The report, titled “Ling and Ring 2.6 Technical Report: Efficient and Instant Agentic Intelligence at Trillion-Parameter Scale,” was submitted to arXiv on June 13 in the computer science and language category, cs.CL. Ang Li is listed first among the authors, and Yuxin Tian is named as the submitting contact. The paper’s abstract says, “We open-source all checkpoints in the 2.6 family to support further research and development in practical agentic intelligence.”

That combination — a formal technical report paired with openly accessible weights for very large models — is the notable part of this release. Open-weight AI models are not new, and Ant Group has been releasing models in this line for months, but it is still relatively uncommon to see trillion-parameter-class systems distributed publicly alongside a detailed report describing their design and training approach.

The public Hugging Face pages under InclusionAI currently include Ling-2.6-flash, Ling-2.6-1T and Ring-2.6-1T. The model cards describe them as official open-source releases and list the license as “mit.” One card says, “Today, we announce the official open-source release of Ling-2.6-flash.”

According to the model pages, Ling-2.6-flash has about 104 billion total parameters, with about 7.4 billion active parameters. Ling-2.6-1T and Ring-2.6-1T are each listed at about 1 trillion total parameters, with about 63 billion active parameters. The same pages advertise long context windows in roughly the 256,000- to 262,000-token range and include deployment instructions for common inference tools such as Transformers, vLLM and SGLang, as well as quantized versions.

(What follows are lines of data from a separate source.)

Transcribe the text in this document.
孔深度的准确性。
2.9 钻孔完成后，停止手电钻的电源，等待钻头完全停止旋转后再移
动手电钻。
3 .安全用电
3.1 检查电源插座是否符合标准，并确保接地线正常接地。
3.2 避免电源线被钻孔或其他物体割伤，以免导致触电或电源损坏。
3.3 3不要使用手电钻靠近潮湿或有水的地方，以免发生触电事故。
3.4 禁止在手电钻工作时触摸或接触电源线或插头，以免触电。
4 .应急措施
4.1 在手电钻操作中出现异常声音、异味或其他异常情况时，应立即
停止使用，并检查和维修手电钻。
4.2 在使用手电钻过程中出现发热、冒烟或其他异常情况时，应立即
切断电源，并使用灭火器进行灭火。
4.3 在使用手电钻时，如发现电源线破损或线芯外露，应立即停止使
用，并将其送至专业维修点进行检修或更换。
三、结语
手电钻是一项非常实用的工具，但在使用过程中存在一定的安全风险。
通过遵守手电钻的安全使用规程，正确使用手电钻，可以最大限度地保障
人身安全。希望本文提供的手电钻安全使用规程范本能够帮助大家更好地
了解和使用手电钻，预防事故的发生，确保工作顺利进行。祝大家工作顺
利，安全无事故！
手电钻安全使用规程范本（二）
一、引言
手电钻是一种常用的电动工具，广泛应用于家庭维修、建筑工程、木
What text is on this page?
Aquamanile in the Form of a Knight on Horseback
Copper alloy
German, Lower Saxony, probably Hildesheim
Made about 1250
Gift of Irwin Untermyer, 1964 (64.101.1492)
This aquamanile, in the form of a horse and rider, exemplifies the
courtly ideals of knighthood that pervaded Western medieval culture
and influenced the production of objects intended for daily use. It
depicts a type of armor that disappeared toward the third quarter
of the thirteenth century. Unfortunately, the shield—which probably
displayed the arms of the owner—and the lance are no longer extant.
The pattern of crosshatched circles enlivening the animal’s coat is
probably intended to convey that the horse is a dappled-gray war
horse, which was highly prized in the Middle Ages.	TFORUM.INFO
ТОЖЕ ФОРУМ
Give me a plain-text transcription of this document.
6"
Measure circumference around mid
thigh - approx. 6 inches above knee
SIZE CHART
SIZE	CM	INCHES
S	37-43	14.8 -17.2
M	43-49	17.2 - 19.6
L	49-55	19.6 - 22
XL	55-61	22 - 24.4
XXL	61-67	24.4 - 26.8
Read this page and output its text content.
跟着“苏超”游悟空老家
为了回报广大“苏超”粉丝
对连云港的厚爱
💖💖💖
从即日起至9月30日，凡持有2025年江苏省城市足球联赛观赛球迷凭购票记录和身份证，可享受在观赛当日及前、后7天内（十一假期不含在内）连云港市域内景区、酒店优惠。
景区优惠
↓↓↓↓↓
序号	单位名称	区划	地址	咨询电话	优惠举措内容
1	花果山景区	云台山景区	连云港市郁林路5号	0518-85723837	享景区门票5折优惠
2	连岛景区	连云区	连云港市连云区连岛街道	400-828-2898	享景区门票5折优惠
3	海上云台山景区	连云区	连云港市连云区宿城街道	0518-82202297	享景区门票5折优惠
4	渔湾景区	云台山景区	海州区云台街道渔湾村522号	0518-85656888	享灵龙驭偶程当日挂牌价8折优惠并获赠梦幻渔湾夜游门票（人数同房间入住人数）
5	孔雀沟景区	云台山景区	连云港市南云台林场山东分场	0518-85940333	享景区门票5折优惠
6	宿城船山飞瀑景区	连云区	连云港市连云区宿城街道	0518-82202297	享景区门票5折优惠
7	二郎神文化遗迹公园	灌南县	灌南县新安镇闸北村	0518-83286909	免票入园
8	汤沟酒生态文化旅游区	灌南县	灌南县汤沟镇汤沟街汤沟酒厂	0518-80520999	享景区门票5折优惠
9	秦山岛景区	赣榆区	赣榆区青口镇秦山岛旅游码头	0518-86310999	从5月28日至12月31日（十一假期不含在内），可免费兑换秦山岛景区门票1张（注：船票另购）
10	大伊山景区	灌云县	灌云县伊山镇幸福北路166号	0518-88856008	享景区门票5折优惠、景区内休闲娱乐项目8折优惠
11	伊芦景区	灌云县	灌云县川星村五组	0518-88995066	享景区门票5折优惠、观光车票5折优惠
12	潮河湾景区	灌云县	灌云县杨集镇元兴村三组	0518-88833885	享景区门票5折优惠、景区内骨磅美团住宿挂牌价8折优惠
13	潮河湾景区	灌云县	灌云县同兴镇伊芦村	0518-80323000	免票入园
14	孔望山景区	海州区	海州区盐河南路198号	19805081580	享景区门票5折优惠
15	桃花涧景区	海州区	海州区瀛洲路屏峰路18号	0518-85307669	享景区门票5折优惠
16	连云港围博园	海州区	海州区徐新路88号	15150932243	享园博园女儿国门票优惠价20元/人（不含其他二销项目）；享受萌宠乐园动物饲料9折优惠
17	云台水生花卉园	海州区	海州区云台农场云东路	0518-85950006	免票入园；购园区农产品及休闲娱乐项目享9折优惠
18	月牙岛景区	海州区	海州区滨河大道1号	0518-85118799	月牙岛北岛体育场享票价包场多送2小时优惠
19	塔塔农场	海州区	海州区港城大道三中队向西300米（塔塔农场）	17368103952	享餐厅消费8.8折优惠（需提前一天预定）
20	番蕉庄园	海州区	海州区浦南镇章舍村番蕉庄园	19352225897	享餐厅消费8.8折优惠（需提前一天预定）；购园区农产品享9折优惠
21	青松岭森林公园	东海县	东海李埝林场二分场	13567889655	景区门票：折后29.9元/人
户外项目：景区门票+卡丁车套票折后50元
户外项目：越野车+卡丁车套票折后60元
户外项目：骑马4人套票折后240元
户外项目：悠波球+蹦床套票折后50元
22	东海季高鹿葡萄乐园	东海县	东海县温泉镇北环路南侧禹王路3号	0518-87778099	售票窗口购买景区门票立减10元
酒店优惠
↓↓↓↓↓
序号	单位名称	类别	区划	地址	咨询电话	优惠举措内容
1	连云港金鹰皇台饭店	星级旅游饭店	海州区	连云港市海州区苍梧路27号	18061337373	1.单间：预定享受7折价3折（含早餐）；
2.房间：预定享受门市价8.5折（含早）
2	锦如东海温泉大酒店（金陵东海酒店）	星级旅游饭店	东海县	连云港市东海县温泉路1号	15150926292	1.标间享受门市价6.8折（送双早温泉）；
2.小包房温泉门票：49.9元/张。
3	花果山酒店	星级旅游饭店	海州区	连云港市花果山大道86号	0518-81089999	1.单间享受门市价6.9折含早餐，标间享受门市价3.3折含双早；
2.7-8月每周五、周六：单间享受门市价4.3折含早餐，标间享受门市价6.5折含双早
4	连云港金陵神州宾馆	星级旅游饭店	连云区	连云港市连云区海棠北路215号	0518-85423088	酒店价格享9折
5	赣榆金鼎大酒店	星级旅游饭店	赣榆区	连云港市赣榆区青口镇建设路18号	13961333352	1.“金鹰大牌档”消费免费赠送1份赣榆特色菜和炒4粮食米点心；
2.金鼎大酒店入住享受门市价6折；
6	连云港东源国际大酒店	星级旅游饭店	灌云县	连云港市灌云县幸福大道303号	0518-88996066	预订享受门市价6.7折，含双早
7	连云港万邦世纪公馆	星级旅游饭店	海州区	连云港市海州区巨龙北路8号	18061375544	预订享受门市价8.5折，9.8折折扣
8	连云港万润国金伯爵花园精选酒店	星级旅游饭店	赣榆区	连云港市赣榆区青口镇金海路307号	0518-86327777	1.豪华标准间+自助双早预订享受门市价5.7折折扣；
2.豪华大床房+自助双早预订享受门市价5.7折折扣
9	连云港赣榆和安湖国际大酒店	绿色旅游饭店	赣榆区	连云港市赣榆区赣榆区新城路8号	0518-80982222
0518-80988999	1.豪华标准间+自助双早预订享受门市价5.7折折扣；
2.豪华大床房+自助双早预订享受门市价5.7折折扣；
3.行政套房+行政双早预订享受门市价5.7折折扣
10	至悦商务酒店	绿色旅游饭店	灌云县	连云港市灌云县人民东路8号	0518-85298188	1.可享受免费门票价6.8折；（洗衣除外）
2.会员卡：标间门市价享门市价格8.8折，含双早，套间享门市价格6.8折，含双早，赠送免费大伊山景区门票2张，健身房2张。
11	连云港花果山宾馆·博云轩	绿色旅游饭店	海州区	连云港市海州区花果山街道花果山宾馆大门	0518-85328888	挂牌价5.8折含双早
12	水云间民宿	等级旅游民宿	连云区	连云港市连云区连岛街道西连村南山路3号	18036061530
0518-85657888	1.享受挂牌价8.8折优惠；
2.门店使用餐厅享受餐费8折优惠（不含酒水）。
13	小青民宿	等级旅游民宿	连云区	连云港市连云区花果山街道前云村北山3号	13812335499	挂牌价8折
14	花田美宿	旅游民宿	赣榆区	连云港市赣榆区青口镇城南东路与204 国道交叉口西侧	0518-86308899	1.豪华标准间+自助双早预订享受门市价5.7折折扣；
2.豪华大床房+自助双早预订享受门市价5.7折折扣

In the report’s abstract, InclusionAI describes Ling-2.6 as optimized for low-latency, or fast-response, generation, while Ring-2.6 is positioned for deeper reasoning and more advanced agent-style workflows, meaning systems that can carry out multistep tasks. The team says it upgraded a Ling-2.0 base model rather than training the new family from scratch, using what it calls architectural migration pre-training and large-scale post-training. The report also describes a hybrid linear attention design combining Lightning Attention with MLA, and an agent-training reinforcement learning framework called KPop for Ring-2.6-1T.

The trillion-parameter figure is plausible in part because these are mixture-of-experts models, a design that allows a model to contain a very large total number of parameters while activating only a smaller subset for each token. That is why the vendor can cite around 1 trillion total parameters while reporting much lower active parameter counts.

The release also fits a broader pattern. Public materials tie InclusionAI to Ant Group and its Ant Ling, or Bailing, model effort, and the group previously open-sourced Ling/Ring 2.5 trillion-parameter variants in February 2026. In that sense, the 2.6 launch looks less like a one-off disclosure and more like the next step in an ongoing open-weight strategy.

What is directly verifiable here is the publication of the arXiv report and the public availability of the model weights on Hugging Face under a permissive MIT license. The model cards also include benchmark and “open-source SOTA” claims, but those should be treated as vendor-reported. Some results are labeled as internal evaluations or tied to specific leaderboard snapshots, and the report does not provide independent, peer-reviewed validation of those performance claims.